I am a 3rd year PhD student in the ECE department at Northwestern University, advised by Qi Zhu. Before Northwestern, I did my undergrad in Applied Math and Computer Science at UC Berkeley, where I was advised by Sanjit A. Seshia. I have also spent great time as research intern at Amazon SFAI.
Research Statement
My research bridges reinforcement learning and formal methods to make embodied cyber-physical systems safe, robust, and verifiable. I combine formal verification with learning-based control to obtain machine-checkable guarantees without sacrificing adaptability or performance. Current threads include constraint-satisfaction–based safe RL and runtime certification; delay-aware decision making under uncertainty; model-based, certificate-driven learning; and neuro-symbolic techniques that couple logical reasoning with deep models for interpretable policies. This agenda targets trustworthy autonomy at scale and has led to publications in venues such as ICML, NeurIPS, ICCPS, L4DC, FM, RV, and IROS.
News
Selected Publications
 Qingyuan Wu*, Simon Zhan*, Yixuan Wang, Yuhui Wang, Chung-Wei Lin, Chen Lv, Qi Zhu, Chao Huang (* equal contribution)
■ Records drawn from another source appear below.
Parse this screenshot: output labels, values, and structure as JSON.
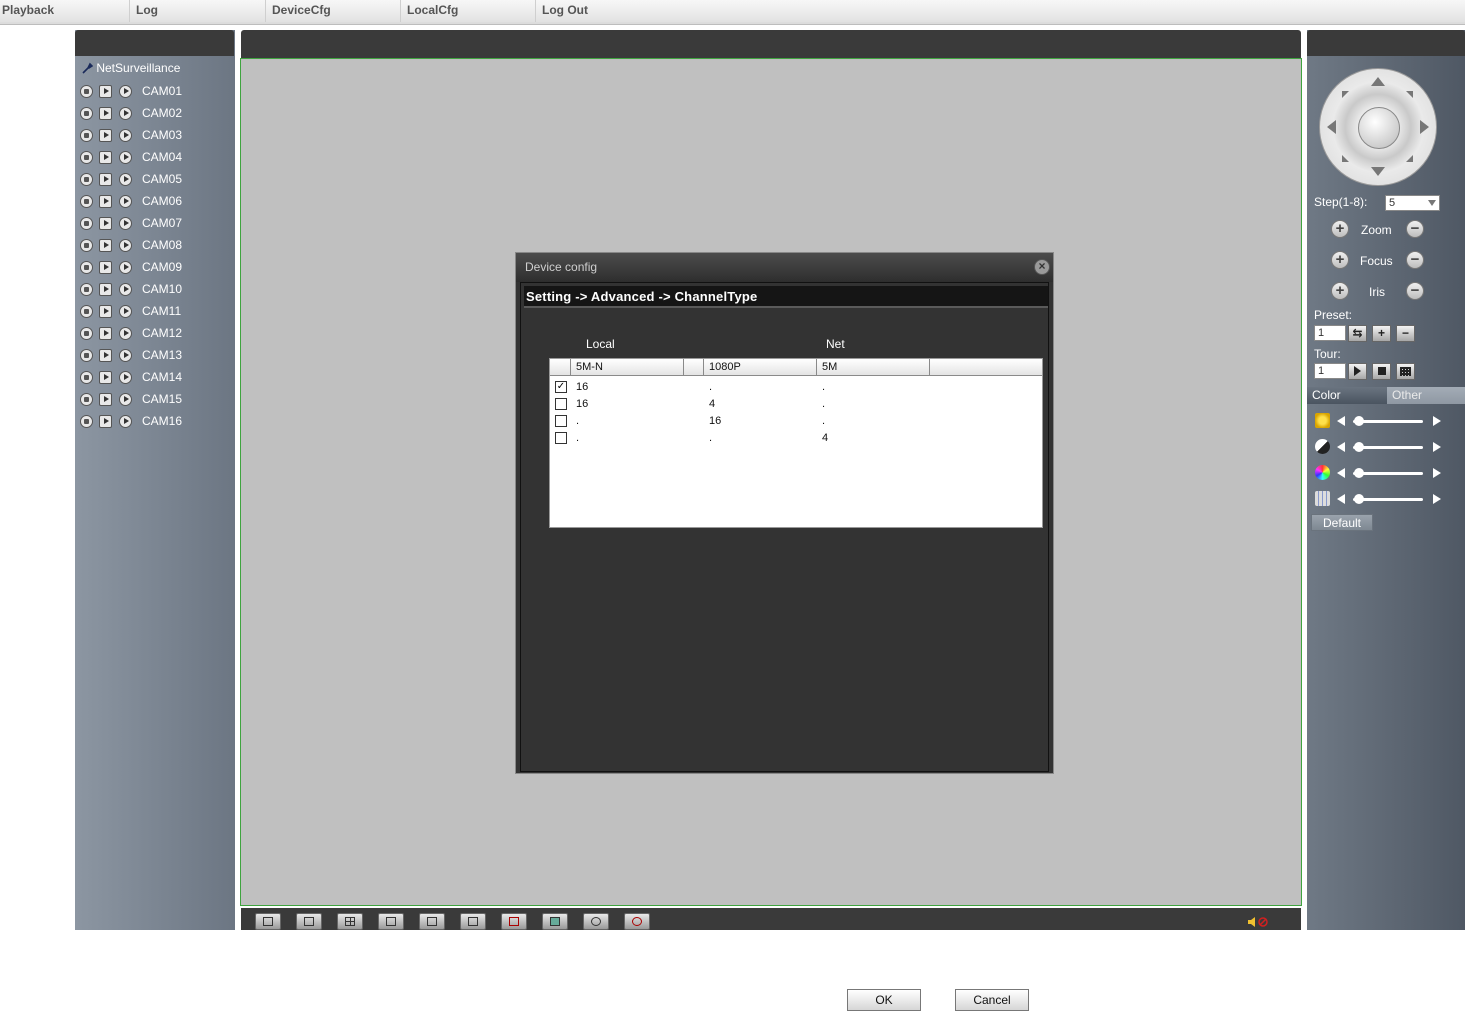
{
  "top_menu": {
    "playback": "Playback",
    "log": "Log",
    "device_cfg": "DeviceCfg",
    "local_cfg": "LocalCfg",
    "log_out": "Log Out"
  },
  "tree": {
    "root": "NetSurveillance",
    "cameras": [
      "CAM01",
      "CAM02",
      "CAM03",
      "CAM04",
      "CAM05",
      "CAM06",
      "CAM07",
      "CAM08",
      "CAM09",
      "CAM10",
      "CAM11",
      "CAM12",
      "CAM13",
      "CAM14",
      "CAM15",
      "CAM16"
    ]
  },
  "ptz": {
    "step_label": "Step(1-8):",
    "step_value": "5",
    "zoom_label": "Zoom",
    "focus_label": "Focus",
    "iris_label": "Iris",
    "preset_label": "Preset:",
    "preset_value": "1",
    "tour_label": "Tour:",
    "tour_value": "1"
  },
  "image_settings": {
    "tab_color": "Color",
    "tab_other": "Other",
    "default_button": "Default",
    "slider_levels": [
      0.0,
      0.0,
      0.0,
      0.0
    ]
  },
  "dialog": {
    "title": "Device config",
    "breadcrumb": "Setting -> Advanced -> ChannelType",
    "local_header": "Local",
    "net_header": "Net",
    "columns": [
      "5M-N",
      "1080P",
      "5M"
    ],
    "rows": [
      {
        "checked": true,
        "c1": "16",
        "c2": ".",
        "c3": "."
      },
      {
        "checked": false,
        "c1": "16",
        "c2": "4",
        "c3": "."
      },
      {
        "checked": false,
        "c1": ".",
        "c2": "16",
        "c3": "."
      },
      {
        "checked": false,
        "c1": ".",
        "c2": ".",
        "c3": "4"
      }
    ],
    "ok_button": "OK",
    "cancel_button": "Cancel"
  },
  "colors": {
    "video_border": "#3fa43f",
    "dialog_bg": "#333333",
    "panel_head": "#3a3a3a"
  }
}
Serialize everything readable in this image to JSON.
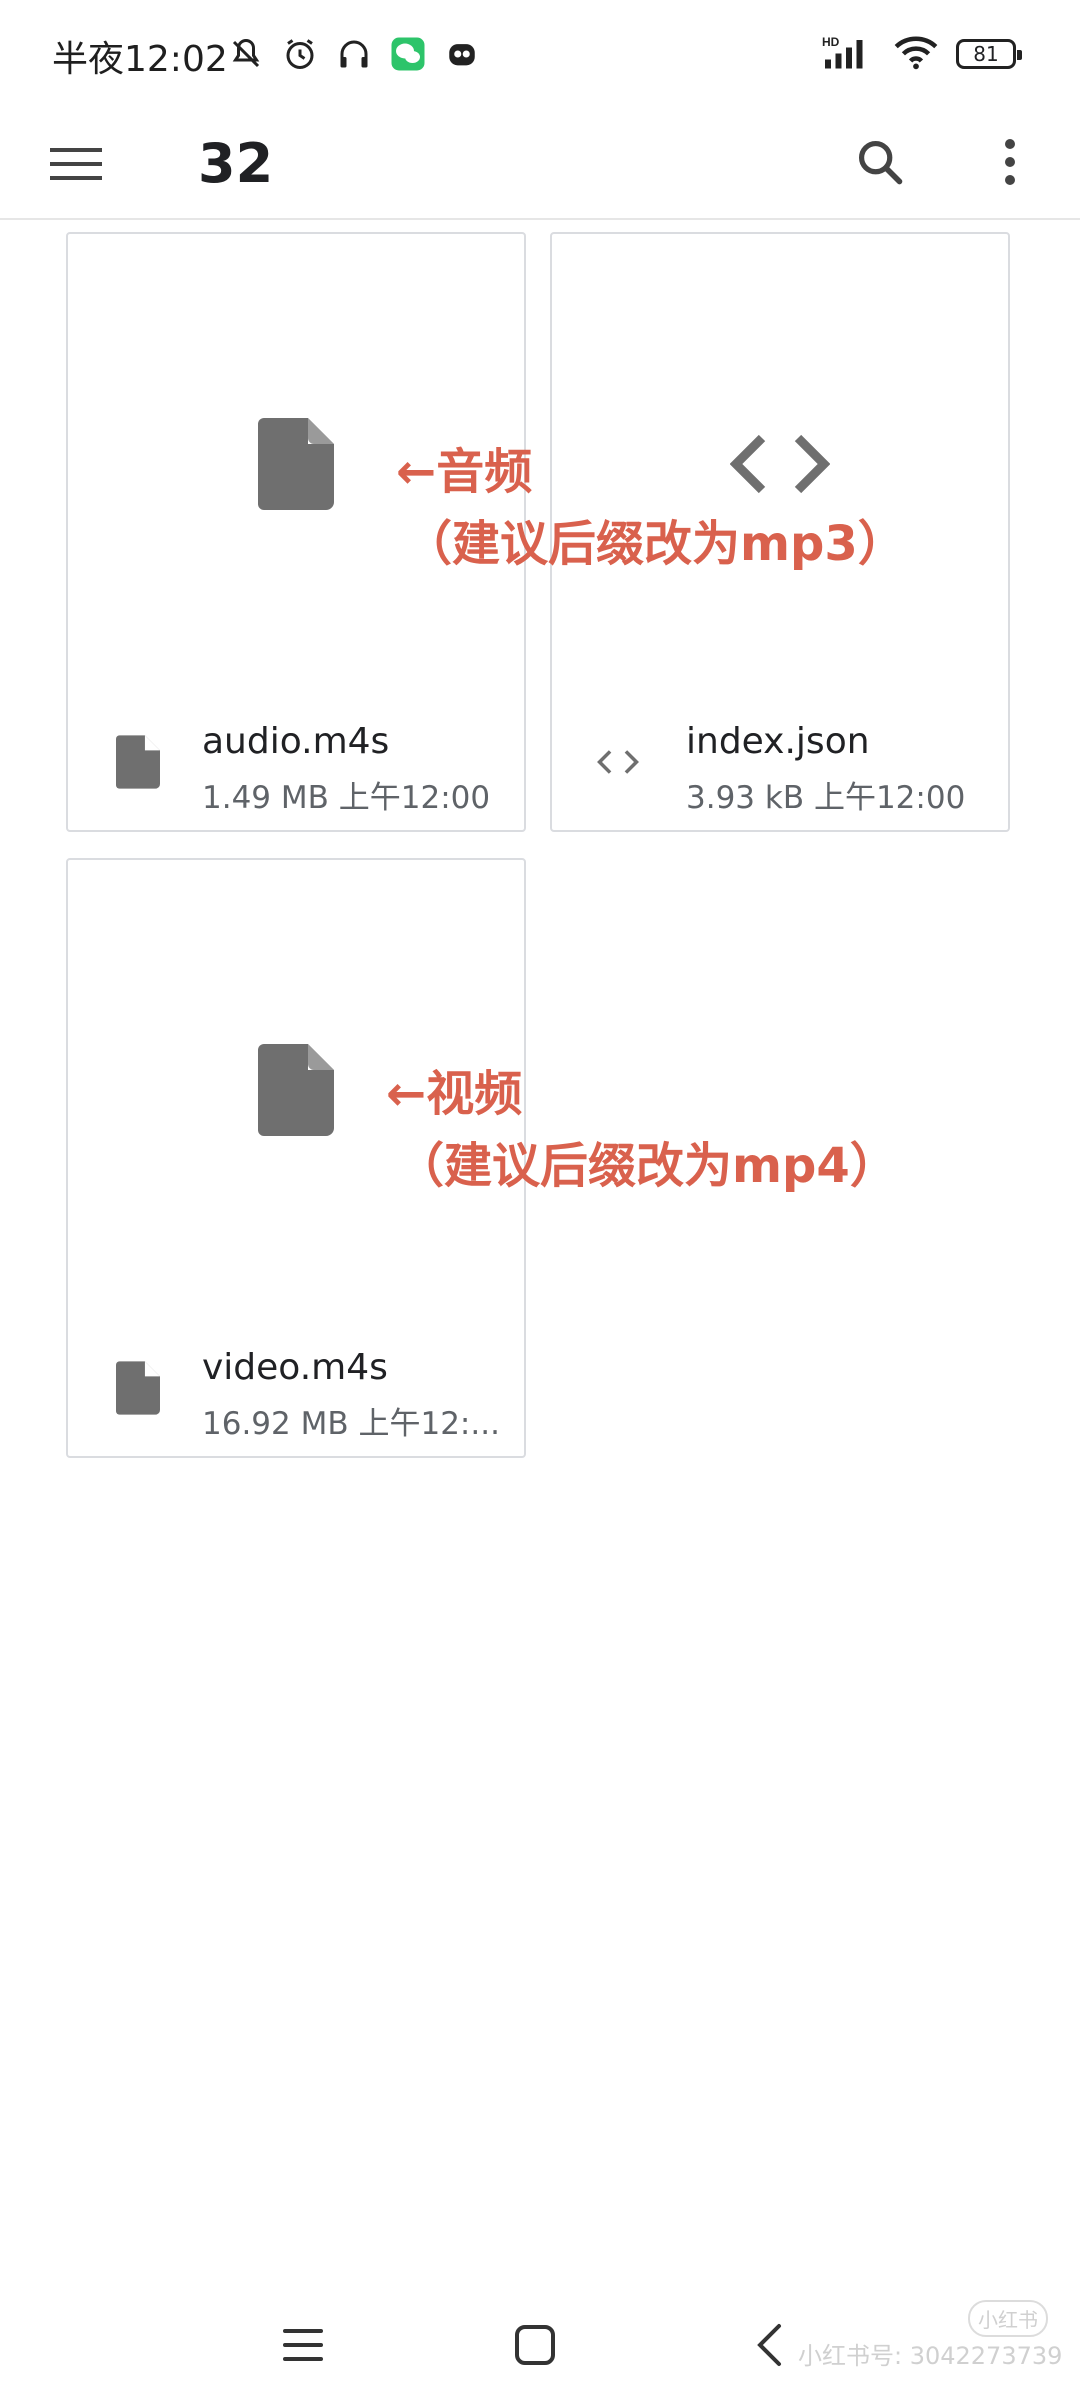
{
  "status_bar": {
    "time": "半夜12:02",
    "battery": "81",
    "network": "HD"
  },
  "app_bar": {
    "title": "32"
  },
  "files": [
    {
      "name": "audio.m4s",
      "meta": "1.49 MB 上午12:00",
      "type": "file"
    },
    {
      "name": "index.json",
      "meta": "3.93 kB 上午12:00",
      "type": "code"
    },
    {
      "name": "video.m4s",
      "meta": "16.92 MB 上午12:...",
      "type": "file"
    }
  ],
  "annotations": {
    "audio_line1": "←音频",
    "audio_line2": "（建议后缀改为mp3）",
    "video_line1": "←视频",
    "video_line2": "（建议后缀改为mp4）"
  },
  "watermark": {
    "text": "小红书号: 3042273739",
    "logo": "小红书"
  },
  "colors": {
    "annotation": "#d9614d",
    "icon_gray": "#6f6f6f"
  }
}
 Variational Delayed Policy Optimization (VDPO) reformulates delayed RL as a variational inference problem, solved through a two-step iterative optimization process with TD learning and behavior cloning.
 Yixuan Wang, Simon Zhan, Ruochen Jiao, Zhilu Wang, Wanxin Jin, Zhuoran Yang, Zhaoran Wang, Chao Huang, Qi Zhu
 A safe RL approach that can jointly learn the environment and optimize the control policy, while effectively avoiding unsafe regions with safety probability optimization using soft barriers to enforce hard safety constraints.
 Yixuan Wang*, Simon Zhan*, Zhilu Wang, Chao Huang, Zhaoran Wang, Zhuoran Yang, Qi Zhu (* equal contribution)
 A framework that jointly conducts reinforcement learning and formal verification by formulating and solving a novel bilevel optimization problem, which is end-to-end differentiable through gradients from the value function and certificates formulated by linear programs and semi-definite programs.